When looking at the facade of the Crowne Plaza Shanghai Fudan Hotel it is difficult to not read into the facets of its facade some influences from the constructivist art movement that grew out of Russian Futurism in the early years of the 20th century.

Constructivist architecture flourished in the Soviet Union in the 1920s and early 1930s. Its ideas were revolutionary at the time and combined advanced technology and engineering with social purposes.

This era was also a formative one for Shanghai, as it acted as an eastern melting pot between East and West in the Warlord epoque of China in the 1910s, around the years of the Russian revolution and the financial boom of WWI. As such one would not be too surprised to find traces of these ideas right here in the Yangpu district of Shanghai where much of China’s academia flourishes today.

It is even difficult not to draw references to Russian industrialism and earlier, the cubism of Picasso and Braque, in the facets of the facade looking like human beings standing on top of, lifting, carrying and supporting each other. Architecture depicting the human strive to higher and higher achievements.

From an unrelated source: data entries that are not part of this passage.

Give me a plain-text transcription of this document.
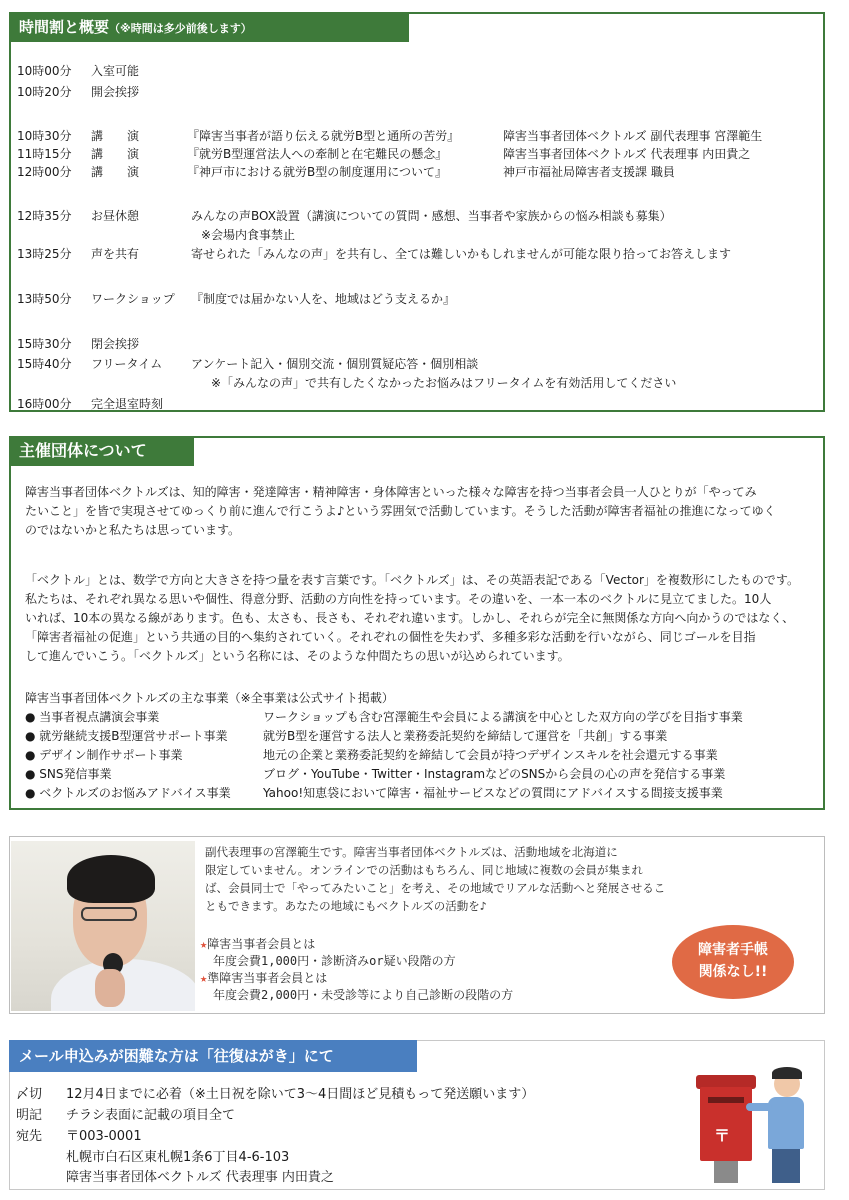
時間割と概要（※時間は多少前後します）
10時00分 入室可能
10時20分 開会挨拶
10時30分 講　　演	『障害当事者が語り伝える就労B型と通所の苦労』	障害当事者団体ベクトルズ 副代表理事 宮澤範生
11時15分 講　　演	『就労B型運営法人への牽制と在宅難民の懸念』	障害当事者団体ベクトルズ 代表理事 内田貴之
12時00分 講　　演	『神戸市における就労B型の制度運用について』	神戸市福祉局障害者支援課 職員
12時35分 お昼休憩	みんなの声BOX設置（講演についての質問・感想、当事者や家族からの悩み相談も募集）
※会場内食事禁止
13時25分 声を共有	寄せられた「みんなの声」を共有し、全ては難しいかもしれませんが可能な限り拾ってお答えします
13時50分 ワークショップ 『制度では届かない人を、地域はどう支えるか』
15時30分 閉会挨拶
15時40分 フリータイム アンケート記入・個別交流・個別質疑応答・個別相談
※「みんなの声」で共有したくなかったお悩みはフリータイムを有効活用してください
16時00分 完全退室時刻
主催団体について
障害当事者団体ベクトルズは、知的障害・発達障害・精神障害・身体障害といった様々な障害を持つ当事者会員一人ひとりが「やってみ
たいこと」を皆で実現させてゆっくり前に進んで行こうよ♪という雰囲気で活動しています。そうした活動が障害者福祉の推進になってゆく
のではないかと私たちは思っています。
「ベクトル」とは、数学で方向と大きさを持つ量を表す言葉です。「ベクトルズ」は、その英語表記である「Vector」を複数形にしたものです。
私たちは、それぞれ異なる思いや個性、得意分野、活動の方向性を持っています。その違いを、一本一本のベクトルに見立てました。10人
いれば、10本の異なる線があります。色も、太さも、長さも、それぞれ違います。しかし、それらが完全に無関係な方向へ向かうのではなく、
「障害者福祉の促進」という共通の目的へ集約されていく。それぞれの個性を失わず、多種多彩な活動を行いながら、同じゴールを目指
して進んでいこう。「ベクトルズ」という名称には、そのような仲間たちの思いが込められています。
障害当事者団体ベクトルズの主な事業（※全事業は公式サイト掲載）
● 当事者視点講演会事業	ワークショップも含む宮澤範生や会員による講演を中心とした双方向の学びを目指す事業
● 就労継続支援B型運営サポート事業	就労B型を運営する法人と業務委託契約を締結して運営を「共創」する事業
● デザイン制作サポート事業	地元の企業と業務委託契約を締結して会員が持つデザインスキルを社会還元する事業
● SNS発信事業	ブログ・YouTube・Twitter・InstagramなどのSNSから会員の心の声を発信する事業
● ベクトルズのお悩みアドバイス事業	Yahoo!知恵袋において障害・福祉サービスなどの質問にアドバイスする間接支援事業
副代表理事の宮澤範生です。障害当事者団体ベクトルズは、活動地域を北海道に
限定していません。オンラインでの活動はもちろん、同じ地域に複数の会員が集まれ
ば、会員同士で「やってみたいこと」を考え、その地域でリアルな活動へと発展させるこ
ともできます。あなたの地域にもベクトルズの活動を♪
★障害当事者会員とは
年度会費1,000円・診断済みor疑い段階の方
★準障害当事者会員とは
年度会費2,000円・未受診等により自己診断の段階の方
障害者手帳
関係なし!!
メール申込みが困難な方は「往復はがき」にて
〆切 12月4日までに必着（※土日祝を除いて3〜4日間ほど見積もって発送願います）
明記 チラシ表面に記載の項目全て
宛先 〒003-0001
札幌市白石区東札幌1条6丁目4-6-103
障害当事者団体ベクトルズ 代表理事 内田貴之
〒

The Russian bicyclist painting by Natalia Goncharova (Cyclist, 1913) comes to mind as another reference to the Russian futurism of the 1910’s. This can be seen in contrast to the slightly older painting by Ramon Casas, of himself and Pere Romeu on a Tandem, 1897. The two works of art illustrate a dramatic change in ideologies and thus realities, that had come by in a mere few decades. The latter was painted specifically for the interior of the Els Quatre Gats in Barcelona, a restaurant and bar that was pretty much the center of the early Modernisme art movement in Barcelona at the turn of the century, and also the very place where Picasso had his first exhibition.